Norwegians love frozen pizza, and since the start, we have eaten it a lot. Back in 2018, we ate almost five kilos each! That is, nine and a half pizzas each, and with that, Norway tops the list of frozen pizza consumption per capita.
40 years have passed since “Grændisen” word came as the first Norwegian frozen pizza on the market, and it has since reigned largely in the freezer counter. Even the royals at Skaugum have shared in the past that they have eaten a lot of it at times.
Million Frozen Pizzas Were Sold in Norway
According to recent figures from Nielsen Scantrack, about 51.7 million frozen pizzas were sold in the Norwegian grocery trade during the period 2019. The “Frozen pizza” category had a value sale of NOK 2.5 billion, which is an increase of eight percent from the previous year.
The five largest brands in 2019 were Grandiosa, Big One, Ristorante, Peppes (yes, even the Pizza Hut alike pizza restaurant is now also selling frozen pizzas!), and Rustica, while the four largest producers in 2019, based on value sales, were Orkla Foods Norges, Dr.
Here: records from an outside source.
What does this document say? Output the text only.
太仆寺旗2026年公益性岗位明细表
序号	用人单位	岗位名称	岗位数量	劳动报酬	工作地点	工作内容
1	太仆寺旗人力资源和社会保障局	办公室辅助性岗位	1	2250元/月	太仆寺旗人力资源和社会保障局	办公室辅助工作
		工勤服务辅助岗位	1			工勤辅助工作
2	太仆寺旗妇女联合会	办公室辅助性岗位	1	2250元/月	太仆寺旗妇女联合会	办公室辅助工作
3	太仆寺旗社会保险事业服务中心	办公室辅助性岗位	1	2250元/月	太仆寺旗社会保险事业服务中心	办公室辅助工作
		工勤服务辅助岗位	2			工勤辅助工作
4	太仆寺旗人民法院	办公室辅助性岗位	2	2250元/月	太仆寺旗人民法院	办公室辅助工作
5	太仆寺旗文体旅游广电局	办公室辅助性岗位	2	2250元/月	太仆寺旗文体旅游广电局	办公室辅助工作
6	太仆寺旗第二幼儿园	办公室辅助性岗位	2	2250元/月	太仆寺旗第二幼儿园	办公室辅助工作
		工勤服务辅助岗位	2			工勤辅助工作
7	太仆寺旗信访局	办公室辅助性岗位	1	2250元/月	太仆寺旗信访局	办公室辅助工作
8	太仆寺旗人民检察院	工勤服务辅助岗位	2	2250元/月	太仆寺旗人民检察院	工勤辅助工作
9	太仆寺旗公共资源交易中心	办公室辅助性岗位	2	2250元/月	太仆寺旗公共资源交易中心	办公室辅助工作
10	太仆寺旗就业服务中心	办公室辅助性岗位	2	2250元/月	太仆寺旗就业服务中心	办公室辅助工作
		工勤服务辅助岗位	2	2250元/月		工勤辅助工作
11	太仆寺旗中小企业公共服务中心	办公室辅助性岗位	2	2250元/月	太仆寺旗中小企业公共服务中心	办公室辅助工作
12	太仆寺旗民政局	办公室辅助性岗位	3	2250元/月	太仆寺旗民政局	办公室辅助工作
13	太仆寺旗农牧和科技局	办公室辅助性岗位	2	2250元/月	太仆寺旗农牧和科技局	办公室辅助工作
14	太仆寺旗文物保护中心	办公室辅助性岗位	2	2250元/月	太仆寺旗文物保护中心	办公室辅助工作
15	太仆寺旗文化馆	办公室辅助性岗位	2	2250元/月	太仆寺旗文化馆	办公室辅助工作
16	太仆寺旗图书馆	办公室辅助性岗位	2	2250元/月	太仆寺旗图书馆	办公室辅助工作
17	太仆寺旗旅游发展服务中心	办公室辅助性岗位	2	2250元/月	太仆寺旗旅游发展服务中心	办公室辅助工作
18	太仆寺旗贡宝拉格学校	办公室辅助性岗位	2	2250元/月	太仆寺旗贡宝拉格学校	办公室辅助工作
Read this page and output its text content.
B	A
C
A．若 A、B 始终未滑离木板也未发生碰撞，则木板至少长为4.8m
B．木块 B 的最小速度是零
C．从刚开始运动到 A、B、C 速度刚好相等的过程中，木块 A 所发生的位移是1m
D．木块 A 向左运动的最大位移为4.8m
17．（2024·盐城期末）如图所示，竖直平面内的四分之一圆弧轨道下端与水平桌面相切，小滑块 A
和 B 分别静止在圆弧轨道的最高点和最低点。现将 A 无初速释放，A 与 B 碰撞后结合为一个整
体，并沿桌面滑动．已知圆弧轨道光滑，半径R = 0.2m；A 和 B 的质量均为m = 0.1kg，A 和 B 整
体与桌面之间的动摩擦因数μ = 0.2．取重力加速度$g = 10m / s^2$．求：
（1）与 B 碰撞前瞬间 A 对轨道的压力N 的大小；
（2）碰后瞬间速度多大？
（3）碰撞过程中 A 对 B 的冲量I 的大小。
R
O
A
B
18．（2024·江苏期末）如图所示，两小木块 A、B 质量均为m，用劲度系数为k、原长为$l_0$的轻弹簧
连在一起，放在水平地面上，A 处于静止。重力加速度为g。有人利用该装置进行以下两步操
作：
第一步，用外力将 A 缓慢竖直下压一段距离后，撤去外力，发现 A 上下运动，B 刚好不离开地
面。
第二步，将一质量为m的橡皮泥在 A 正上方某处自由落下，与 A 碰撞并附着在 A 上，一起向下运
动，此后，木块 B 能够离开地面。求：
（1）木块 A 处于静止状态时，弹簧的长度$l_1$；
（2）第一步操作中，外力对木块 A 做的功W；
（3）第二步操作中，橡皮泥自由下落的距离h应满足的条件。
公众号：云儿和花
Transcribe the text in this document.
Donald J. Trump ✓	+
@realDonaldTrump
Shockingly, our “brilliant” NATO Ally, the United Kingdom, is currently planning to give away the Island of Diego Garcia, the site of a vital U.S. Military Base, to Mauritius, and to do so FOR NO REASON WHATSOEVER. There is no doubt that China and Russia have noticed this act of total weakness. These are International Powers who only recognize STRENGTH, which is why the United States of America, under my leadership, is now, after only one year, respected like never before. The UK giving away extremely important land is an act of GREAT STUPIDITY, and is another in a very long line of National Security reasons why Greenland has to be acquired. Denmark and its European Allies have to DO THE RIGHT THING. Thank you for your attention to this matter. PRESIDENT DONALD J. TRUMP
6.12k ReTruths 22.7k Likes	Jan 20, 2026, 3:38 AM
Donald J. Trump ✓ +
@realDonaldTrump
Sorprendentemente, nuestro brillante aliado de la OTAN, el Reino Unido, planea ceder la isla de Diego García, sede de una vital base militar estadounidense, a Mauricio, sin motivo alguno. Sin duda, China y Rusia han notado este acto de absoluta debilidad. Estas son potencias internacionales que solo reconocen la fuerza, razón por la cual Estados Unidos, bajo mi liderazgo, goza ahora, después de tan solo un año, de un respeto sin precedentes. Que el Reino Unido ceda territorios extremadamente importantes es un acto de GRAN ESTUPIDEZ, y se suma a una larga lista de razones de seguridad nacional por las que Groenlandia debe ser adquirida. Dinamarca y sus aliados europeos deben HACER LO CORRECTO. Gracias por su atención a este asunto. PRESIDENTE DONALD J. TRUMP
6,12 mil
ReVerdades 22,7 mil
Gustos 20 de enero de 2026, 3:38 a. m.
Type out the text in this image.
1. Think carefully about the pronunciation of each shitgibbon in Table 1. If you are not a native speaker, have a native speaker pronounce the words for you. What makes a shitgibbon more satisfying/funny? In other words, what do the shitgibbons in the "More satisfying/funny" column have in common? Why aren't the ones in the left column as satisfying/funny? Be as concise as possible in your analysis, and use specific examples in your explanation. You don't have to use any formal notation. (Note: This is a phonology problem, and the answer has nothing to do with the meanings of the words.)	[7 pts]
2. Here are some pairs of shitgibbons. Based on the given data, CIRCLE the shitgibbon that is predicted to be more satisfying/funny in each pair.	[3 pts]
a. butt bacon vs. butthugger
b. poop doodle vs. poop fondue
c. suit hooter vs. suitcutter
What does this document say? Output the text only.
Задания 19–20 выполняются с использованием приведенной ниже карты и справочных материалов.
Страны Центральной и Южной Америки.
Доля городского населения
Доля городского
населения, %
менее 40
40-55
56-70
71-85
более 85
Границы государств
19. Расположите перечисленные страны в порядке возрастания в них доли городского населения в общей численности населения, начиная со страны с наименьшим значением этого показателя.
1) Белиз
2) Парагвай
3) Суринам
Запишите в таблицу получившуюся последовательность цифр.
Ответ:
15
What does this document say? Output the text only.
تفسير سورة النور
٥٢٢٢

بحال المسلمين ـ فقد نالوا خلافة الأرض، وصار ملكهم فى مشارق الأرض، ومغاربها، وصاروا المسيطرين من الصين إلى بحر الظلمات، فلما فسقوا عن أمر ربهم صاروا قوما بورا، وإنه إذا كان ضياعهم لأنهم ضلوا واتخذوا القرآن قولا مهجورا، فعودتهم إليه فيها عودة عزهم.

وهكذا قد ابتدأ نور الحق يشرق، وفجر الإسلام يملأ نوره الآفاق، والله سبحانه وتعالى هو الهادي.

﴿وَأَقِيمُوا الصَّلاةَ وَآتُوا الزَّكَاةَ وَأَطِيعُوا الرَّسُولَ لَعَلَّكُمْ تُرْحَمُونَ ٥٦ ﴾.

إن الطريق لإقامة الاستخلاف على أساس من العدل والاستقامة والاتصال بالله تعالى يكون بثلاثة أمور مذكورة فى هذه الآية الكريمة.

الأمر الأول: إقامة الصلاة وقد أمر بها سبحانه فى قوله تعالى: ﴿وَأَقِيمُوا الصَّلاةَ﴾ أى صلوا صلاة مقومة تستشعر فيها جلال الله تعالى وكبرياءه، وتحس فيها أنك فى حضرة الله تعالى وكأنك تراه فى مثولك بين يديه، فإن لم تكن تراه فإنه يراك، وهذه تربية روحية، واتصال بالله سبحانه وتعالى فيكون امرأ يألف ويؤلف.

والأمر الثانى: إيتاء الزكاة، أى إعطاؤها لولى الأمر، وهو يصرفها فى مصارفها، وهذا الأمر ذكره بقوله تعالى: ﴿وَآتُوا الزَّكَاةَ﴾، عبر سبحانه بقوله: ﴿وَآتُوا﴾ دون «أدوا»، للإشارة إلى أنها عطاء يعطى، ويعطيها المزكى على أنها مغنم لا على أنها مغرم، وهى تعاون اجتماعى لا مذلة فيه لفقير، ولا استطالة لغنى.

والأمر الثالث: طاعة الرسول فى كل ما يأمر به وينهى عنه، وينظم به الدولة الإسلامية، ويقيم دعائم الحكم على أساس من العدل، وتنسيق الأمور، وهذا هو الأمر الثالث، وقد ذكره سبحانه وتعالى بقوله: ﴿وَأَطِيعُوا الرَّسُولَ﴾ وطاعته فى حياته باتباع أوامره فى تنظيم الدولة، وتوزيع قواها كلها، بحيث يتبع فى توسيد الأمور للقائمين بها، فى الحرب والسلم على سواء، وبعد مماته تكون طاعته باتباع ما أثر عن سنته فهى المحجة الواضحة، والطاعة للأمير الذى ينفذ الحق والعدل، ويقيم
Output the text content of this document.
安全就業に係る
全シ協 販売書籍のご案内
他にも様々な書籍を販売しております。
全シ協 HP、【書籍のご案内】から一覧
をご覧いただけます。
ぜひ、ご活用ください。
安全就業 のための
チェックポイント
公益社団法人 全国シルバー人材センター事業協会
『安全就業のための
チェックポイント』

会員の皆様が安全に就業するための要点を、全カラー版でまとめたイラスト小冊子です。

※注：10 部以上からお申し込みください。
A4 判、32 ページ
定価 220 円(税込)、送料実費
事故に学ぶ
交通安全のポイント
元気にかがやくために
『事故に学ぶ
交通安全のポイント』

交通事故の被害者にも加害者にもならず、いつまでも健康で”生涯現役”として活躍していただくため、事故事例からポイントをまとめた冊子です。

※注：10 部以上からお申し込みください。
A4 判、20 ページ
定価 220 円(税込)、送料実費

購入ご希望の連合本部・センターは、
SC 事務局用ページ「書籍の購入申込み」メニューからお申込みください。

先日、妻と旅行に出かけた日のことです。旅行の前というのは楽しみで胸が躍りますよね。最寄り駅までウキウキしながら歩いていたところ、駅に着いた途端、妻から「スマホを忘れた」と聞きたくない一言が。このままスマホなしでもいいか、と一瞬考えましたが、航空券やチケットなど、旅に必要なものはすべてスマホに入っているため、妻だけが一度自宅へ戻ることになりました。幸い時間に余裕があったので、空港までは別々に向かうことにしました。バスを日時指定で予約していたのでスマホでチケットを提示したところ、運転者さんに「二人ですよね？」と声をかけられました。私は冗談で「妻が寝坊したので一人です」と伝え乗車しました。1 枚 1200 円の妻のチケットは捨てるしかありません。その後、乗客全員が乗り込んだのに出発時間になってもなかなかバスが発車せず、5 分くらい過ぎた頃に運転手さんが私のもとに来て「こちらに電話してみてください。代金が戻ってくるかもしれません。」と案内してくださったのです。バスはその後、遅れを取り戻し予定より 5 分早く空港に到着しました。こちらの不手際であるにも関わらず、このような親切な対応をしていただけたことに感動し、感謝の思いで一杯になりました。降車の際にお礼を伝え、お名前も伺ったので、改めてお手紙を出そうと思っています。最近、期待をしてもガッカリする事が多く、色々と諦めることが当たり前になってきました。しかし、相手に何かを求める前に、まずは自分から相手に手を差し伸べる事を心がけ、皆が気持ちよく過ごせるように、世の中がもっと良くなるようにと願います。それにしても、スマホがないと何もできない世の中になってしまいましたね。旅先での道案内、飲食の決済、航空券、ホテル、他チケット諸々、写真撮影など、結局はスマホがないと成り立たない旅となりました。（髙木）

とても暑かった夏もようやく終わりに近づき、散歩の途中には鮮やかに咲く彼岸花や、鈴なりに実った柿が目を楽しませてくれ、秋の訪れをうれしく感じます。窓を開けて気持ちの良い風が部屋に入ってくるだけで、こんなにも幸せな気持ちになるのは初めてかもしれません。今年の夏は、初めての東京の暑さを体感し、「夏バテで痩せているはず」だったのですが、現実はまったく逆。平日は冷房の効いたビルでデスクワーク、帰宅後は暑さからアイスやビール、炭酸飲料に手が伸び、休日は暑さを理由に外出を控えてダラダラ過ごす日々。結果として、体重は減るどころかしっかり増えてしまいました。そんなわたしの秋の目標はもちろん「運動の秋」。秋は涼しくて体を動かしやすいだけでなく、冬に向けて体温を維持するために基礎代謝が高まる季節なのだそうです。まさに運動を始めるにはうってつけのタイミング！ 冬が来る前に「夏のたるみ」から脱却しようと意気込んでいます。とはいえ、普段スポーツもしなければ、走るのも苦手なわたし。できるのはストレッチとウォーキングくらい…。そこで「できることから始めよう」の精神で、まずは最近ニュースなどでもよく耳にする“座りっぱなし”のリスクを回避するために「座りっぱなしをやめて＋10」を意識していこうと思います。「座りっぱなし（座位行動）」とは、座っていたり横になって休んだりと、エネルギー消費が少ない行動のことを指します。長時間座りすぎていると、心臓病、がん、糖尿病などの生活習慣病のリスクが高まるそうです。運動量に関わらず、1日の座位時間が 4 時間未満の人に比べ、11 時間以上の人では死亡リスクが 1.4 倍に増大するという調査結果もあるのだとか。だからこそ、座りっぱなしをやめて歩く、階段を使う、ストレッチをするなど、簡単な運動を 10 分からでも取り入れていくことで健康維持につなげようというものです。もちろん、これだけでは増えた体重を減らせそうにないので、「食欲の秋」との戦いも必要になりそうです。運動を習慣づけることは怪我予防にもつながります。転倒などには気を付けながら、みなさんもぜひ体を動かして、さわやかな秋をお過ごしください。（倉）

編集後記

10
Oetker, Synnoeve Finden ASA, and Norgegruppen ASA.
When the pizza was launched, it was almost a “snob product”, but it was spread quickly, and thus the upper class distanced itself from the frozen pizza, the professor explains.
- Grandiosa has become a pizza for most people
- It is Norway’s most sold frozen pizza
- The company behind it has made a simple and good product
- Extremely popular in weekends and at teenager parties
Success on the third attempt of introducing Grandiosa to the masses
The very first production of pizza Grandiosa happened on the 11th of February 1980 at the Nora factory in Stranda, Norway. A company that was known for making jam, which is not exactly frozen pizza was known and loved.
Orkla’s marketing manager, Ingrid Rønneberg Næs, says that they got the idea for frozen pizza from the US, where it started to become popular. In the 70s they tried to import a couple of different types of frozen pizza named Famosa and Favorita, but this did not work well in Norwegian cuisine.
The third attempt changed Everything for Grandiosa
Then Orkla found out that they should make a third attempt, but this time they were going to do it a little differently and adapt the taste to the Norwegian palate.
Orkla company spent several years developing the right flavor for Grandiosa, says Rønneberg Næss. Leif Frode Onarheim was head of Nora Industri in the 1980s. He mentions that he had just learned that Ideal Flatbread wanted to be the first to import pizza bottoms from Canada to Norway.
Then he responded quickly and immediately took a phone to the factory in Canada. A few days later, he sat on a plane across the Atlantic and signed a contract with the factory manager over lunch.
Grandiosa Recipe had to Change
Leif Frode Onarheim decided that the factory in Stranda, Norway was best suited to produce the new product. So he picked up the phone and called Factory Manager Ivar Moss.
I asked if he was interested in producing frozen pizza, and he answered “yes, it’s no problem” on the contrary. But later he told me that he turned to his wife right after he hung up and said “Who the hell does pizza for nukes?”, Says Onarheim laughingly.
It was Ruth Romskaug at Stabburet in Brumunddal who composed the very first recipe, according to NRK. The idea behind Grandiosa was to launch a pizza that everyone could enjoy. The result was a light bottom with homemade tomato sauce and roasted minced meat as a topping.
It was originally launched with ground beef fried by hand, but due to the large sales, we had to find a more efficient way to top the pizza. We arrived at the meat that is now, which is seasoned pork based on beef and soy, explains marketing manager Rønneberg Næss.
Effective marketing helped the sales of Grandiosa pizza in Norway
In the first year, 370,000 Grandiosa pizzas were sold. Now there are 25 million pizzas sold a year in Norway. Also since 1980, 587 million Grandiosa pizzas have been sold, according to the Orkla marketing manager. Now that is a huge number.
The reason why Grandiosa of all frozen pizzas has maintained its popularity over the years is what Professor Runar Døving calls “sparkling marketing”.
They keep the brand relevant through competitions, but also constantly launch new variants – almost to keep it warm. Whether they remove the peppers, put on more cheese or whatever, it makes people defend the classic. It is an excellent marketing strategy that gets people ownership and affiliation of the brand.
Including doing well in business. The Grandiosa Pizza song did also one of the best commercials for the pizzas. Also, the Grandiosa frozen pizza is selling well in Sweden too. A frozen pizza that’s been with Norwegian tradition for 40 years. So if you visit Norway, you will see this in all of grocery stores.